La Asamblea de Escuelas Católicas ha elegido a la carmelita misionera terersiana Teresa Vives como nueva presidenta de la organización
Teresa Vives Pertusa, profesora de infantil de las Carmelitas Misioneras Teresianas y presidenta del Patronato de la Fundación Educativa CMT, acaba de ser nombrada presidenta de Escuelas Católicas para los próximos cuatro años. Un cargo que asume con responsabilidad y espíritu de servicio y algo abrumada. ECCLESIA ha hablado con ella nada más estrenarse en el cargo.
—¿Cómo se plantea los cuatro años de mandato que tiene por delante?
—En el momento, en que se asume una responsabilidad de este tipo, lo hago con esperanza. Estamos celebrando el jubileo con el lema “Peregrinos de esperanza” y caminamos en el nombre de del Señor. Entonces, nos proponemos y me propongo, pues, seguir trabajando por este gran proyecto de Escuelas Católicas que genera esperanza y que es una gran familia, que acoge tantísimas instituciones. Queremos ir dando respuesta a los grandes retos y desafíos que nos presenta el momento. Esto se hace desde una mirada valorativa, apreciativa, de descubrir lo mejor en cada momento, porque solo desde esa mirada de acoger la diversidad y de descubrir lo bueno que hay, vamos a ir avanzando y dando respuesta a las necesidades del momento.
—¿Y cuáles son esos retos, esas necesidades que habéis abordado en la Asamblea Anual?
—Han salido muchísimos. El reto de seguir con los valores de la sinodalidad, de la comunión, de la participación, de la misión, de seguir reforzando sobre todo la identidad de la escuela católica. Porque nuestra sociedad tiene muchas necesidades de búsqueda de sentido. Y quién mejor que la escuela católica, que ahonda sus raíces en los valores del Evangelio, en el estilo de Jesús maestro, puede dar respuesta a esta necesidad.

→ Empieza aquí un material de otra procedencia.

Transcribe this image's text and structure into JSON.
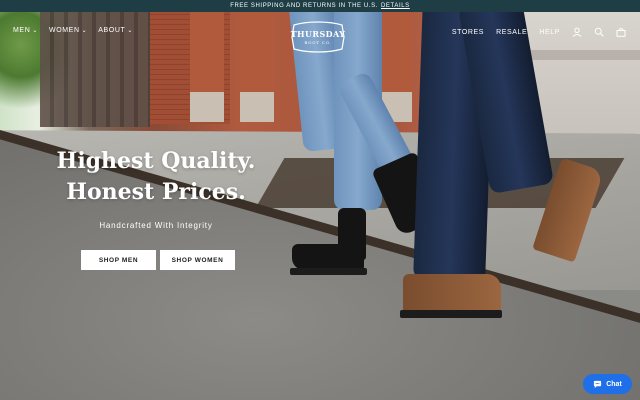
{
  "announcement": {
    "text": "FREE SHIPPING AND RETURNS IN THE U.S.",
    "link": "DETAILS"
  },
  "nav": {
    "left": [
      {
        "label": "MEN",
        "has_dropdown": true
      },
      {
        "label": "WOMEN",
        "has_dropdown": true
      },
      {
        "label": "ABOUT",
        "has_dropdown": true
      }
    ],
    "right": [
      {
        "label": "STORES"
      },
      {
        "label": "RESALE"
      },
      {
        "label": "HELP"
      }
    ],
    "icons": [
      "account-icon",
      "search-icon",
      "cart-icon"
    ]
  },
  "logo": {
    "line1": "THURSDAY",
    "line2": "BOOT CO."
  },
  "hero": {
    "headline_line1": "Highest Quality.",
    "headline_line2": "Honest Prices.",
    "subheading": "Handcrafted With Integrity",
    "cta_men": "SHOP MEN",
    "cta_women": "SHOP WOMEN"
  },
  "chat": {
    "label": "Chat"
  },
  "colors": {
    "announcement_bg": "#1e3d45",
    "chat_bg": "#1f6fe8",
    "button_bg": "#ffffff"
  }
}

Por tanto, cuidar mucho la identidad de las personas que trabajamos en la escuela católica.
Otro reto también es trabajar por la sostenibilidad en la escuela católica, trabajar para que sea reconocida, valorada y respetada por la administración pública, porque está ofreciendo un gran servicio a la sociedad y sobre todo porque las familias nos eligen. Tenemos que estar ahí para dar respuesta a esta necesidad y a este reclamo de educación en valores.
—¿Qué puede ofrecer la escuela católica a la sociedad? ¿Por qué les eligen las familias?

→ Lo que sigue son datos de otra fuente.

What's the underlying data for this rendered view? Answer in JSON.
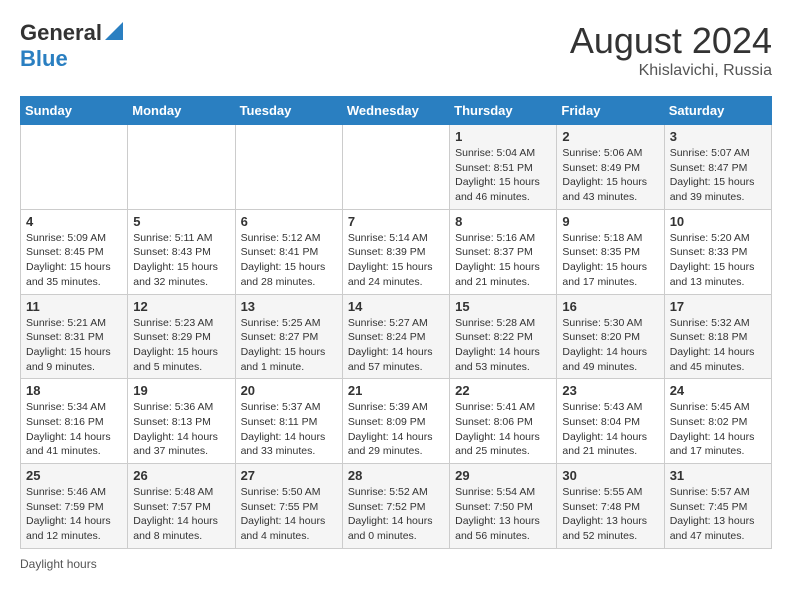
{
  "header": {
    "logo_general": "General",
    "logo_blue": "Blue",
    "month": "August 2024",
    "location": "Khislavichi, Russia"
  },
  "days_of_week": [
    "Sunday",
    "Monday",
    "Tuesday",
    "Wednesday",
    "Thursday",
    "Friday",
    "Saturday"
  ],
  "weeks": [
    [
      {
        "day": "",
        "sunrise": "",
        "sunset": "",
        "daylight": ""
      },
      {
        "day": "",
        "sunrise": "",
        "sunset": "",
        "daylight": ""
      },
      {
        "day": "",
        "sunrise": "",
        "sunset": "",
        "daylight": ""
      },
      {
        "day": "",
        "sunrise": "",
        "sunset": "",
        "daylight": ""
      },
      {
        "day": "1",
        "sunrise": "Sunrise: 5:04 AM",
        "sunset": "Sunset: 8:51 PM",
        "daylight": "Daylight: 15 hours and 46 minutes."
      },
      {
        "day": "2",
        "sunrise": "Sunrise: 5:06 AM",
        "sunset": "Sunset: 8:49 PM",
        "daylight": "Daylight: 15 hours and 43 minutes."
      },
      {
        "day": "3",
        "sunrise": "Sunrise: 5:07 AM",
        "sunset": "Sunset: 8:47 PM",
        "daylight": "Daylight: 15 hours and 39 minutes."
      }
    ],
    [
      {
        "day": "4",
        "sunrise": "Sunrise: 5:09 AM",
        "sunset": "Sunset: 8:45 PM",
        "daylight": "Daylight: 15 hours and 35 minutes."
      },
      {
        "day": "5",
        "sunrise": "Sunrise: 5:11 AM",
        "sunset": "Sunset: 8:43 PM",
        "daylight": "Daylight: 15 hours and 32 minutes."
      },
      {
        "day": "6",
        "sunrise": "Sunrise: 5:12 AM",
        "sunset": "Sunset: 8:41 PM",
        "daylight": "Daylight: 15 hours and 28 minutes."
      },
      {
        "day": "7",
        "sunrise": "Sunrise: 5:14 AM",
        "sunset": "Sunset: 8:39 PM",
        "daylight": "Daylight: 15 hours and 24 minutes."
      },
      {
        "day": "8",
        "sunrise": "Sunrise: 5:16 AM",
        "sunset": "Sunset: 8:37 PM",
        "daylight": "Daylight: 15 hours and 21 minutes."
      },
      {
        "day": "9",
        "sunrise": "Sunrise: 5:18 AM",
        "sunset": "Sunset: 8:35 PM",
        "daylight": "Daylight: 15 hours and 17 minutes."
      },
      {
        "day": "10",
        "sunrise": "Sunrise: 5:20 AM",
        "sunset": "Sunset: 8:33 PM",
        "daylight": "Daylight: 15 hours and 13 minutes."
      }
    ],
    [
      {
        "day": "11",
        "sunrise": "Sunrise: 5:21 AM",
        "sunset": "Sunset: 8:31 PM",
        "daylight": "Daylight: 15 hours and 9 minutes."
      },
      {
        "day": "12",
        "sunrise": "Sunrise: 5:23 AM",
        "sunset": "Sunset: 8:29 PM",
        "daylight": "Daylight: 15 hours and 5 minutes."
      },
      {
        "day": "13",
        "sunrise": "Sunrise: 5:25 AM",
        "sunset": "Sunset: 8:27 PM",
        "daylight": "Daylight: 15 hours and 1 minute."
      },
      {
        "day": "14",
        "sunrise": "Sunrise: 5:27 AM",
        "sunset": "Sunset: 8:24 PM",
        "daylight": "Daylight: 14 hours and 57 minutes."
      },
      {
        "day": "15",
        "sunrise": "Sunrise: 5:28 AM",
        "sunset": "Sunset: 8:22 PM",
        "daylight": "Daylight: 14 hours and 53 minutes."
      },
      {
        "day": "16",
        "sunrise": "Sunrise: 5:30 AM",
        "sunset": "Sunset: 8:20 PM",
        "daylight": "Daylight: 14 hours and 49 minutes."
      },
      {
        "day": "17",
        "sunrise": "Sunrise: 5:32 AM",
        "sunset": "Sunset: 8:18 PM",
        "daylight": "Daylight: 14 hours and 45 minutes."
      }
    ],
    [
      {
        "day": "18",
        "sunrise": "Sunrise: 5:34 AM",
        "sunset": "Sunset: 8:16 PM",
        "daylight": "Daylight: 14 hours and 41 minutes."
      },
      {
        "day": "19",
        "sunrise": "Sunrise: 5:36 AM",
        "sunset": "Sunset: 8:13 PM",
        "daylight": "Daylight: 14 hours and 37 minutes."
      },
      {
        "day": "20",
        "sunrise": "Sunrise: 5:37 AM",
        "sunset": "Sunset: 8:11 PM",
        "daylight": "Daylight: 14 hours and 33 minutes."
      },
      {
        "day": "21",
        "sunrise": "Sunrise: 5:39 AM",
        "sunset": "Sunset: 8:09 PM",
        "daylight": "Daylight: 14 hours and 29 minutes."
      },
      {
        "day": "22",
        "sunrise": "Sunrise: 5:41 AM",
        "sunset": "Sunset: 8:06 PM",
        "daylight": "Daylight: 14 hours and 25 minutes."
      },
      {
        "day": "23",
        "sunrise": "Sunrise: 5:43 AM",
        "sunset": "Sunset: 8:04 PM",
        "daylight": "Daylight: 14 hours and 21 minutes."
      },
      {
        "day": "24",
        "sunrise": "Sunrise: 5:45 AM",
        "sunset": "Sunset: 8:02 PM",
        "daylight": "Daylight: 14 hours and 17 minutes."
      }
    ],
    [
      {
        "day": "25",
        "sunrise": "Sunrise: 5:46 AM",
        "sunset": "Sunset: 7:59 PM",
        "daylight": "Daylight: 14 hours and 12 minutes."
      },
      {
        "day": "26",
        "sunrise": "Sunrise: 5:48 AM",
        "sunset": "Sunset: 7:57 PM",
        "daylight": "Daylight: 14 hours and 8 minutes."
      },
      {
        "day": "27",
        "sunrise": "Sunrise: 5:50 AM",
        "sunset": "Sunset: 7:55 PM",
        "daylight": "Daylight: 14 hours and 4 minutes."
      },
      {
        "day": "28",
        "sunrise": "Sunrise: 5:52 AM",
        "sunset": "Sunset: 7:52 PM",
        "daylight": "Daylight: 14 hours and 0 minutes."
      },
      {
        "day": "29",
        "sunrise": "Sunrise: 5:54 AM",
        "sunset": "Sunset: 7:50 PM",
        "daylight": "Daylight: 13 hours and 56 minutes."
      },
      {
        "day": "30",
        "sunrise": "Sunrise: 5:55 AM",
        "sunset": "Sunset: 7:48 PM",
        "daylight": "Daylight: 13 hours and 52 minutes."
      },
      {
        "day": "31",
        "sunrise": "Sunrise: 5:57 AM",
        "sunset": "Sunset: 7:45 PM",
        "daylight": "Daylight: 13 hours and 47 minutes."
      }
    ]
  ],
  "footer": {
    "daylight_label": "Daylight hours"
  }
}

Ante todo porque ofrece un proyecto educativo de calidad, una experiencia de vida. La escuela católica hace posible que las personas saquen lo mejor de mismas, que se conviertan en agentes transformadores de la sociedad, porque está inspirada en el Evangelio. Y trabajamos con un modo de ser y de hacer que pone a la persona en el centro, y, por tanto, las personas pueden descubrir en Jesús su modelo de vida. Creo que es un proyecto educativo que aporta valor a la sociedad.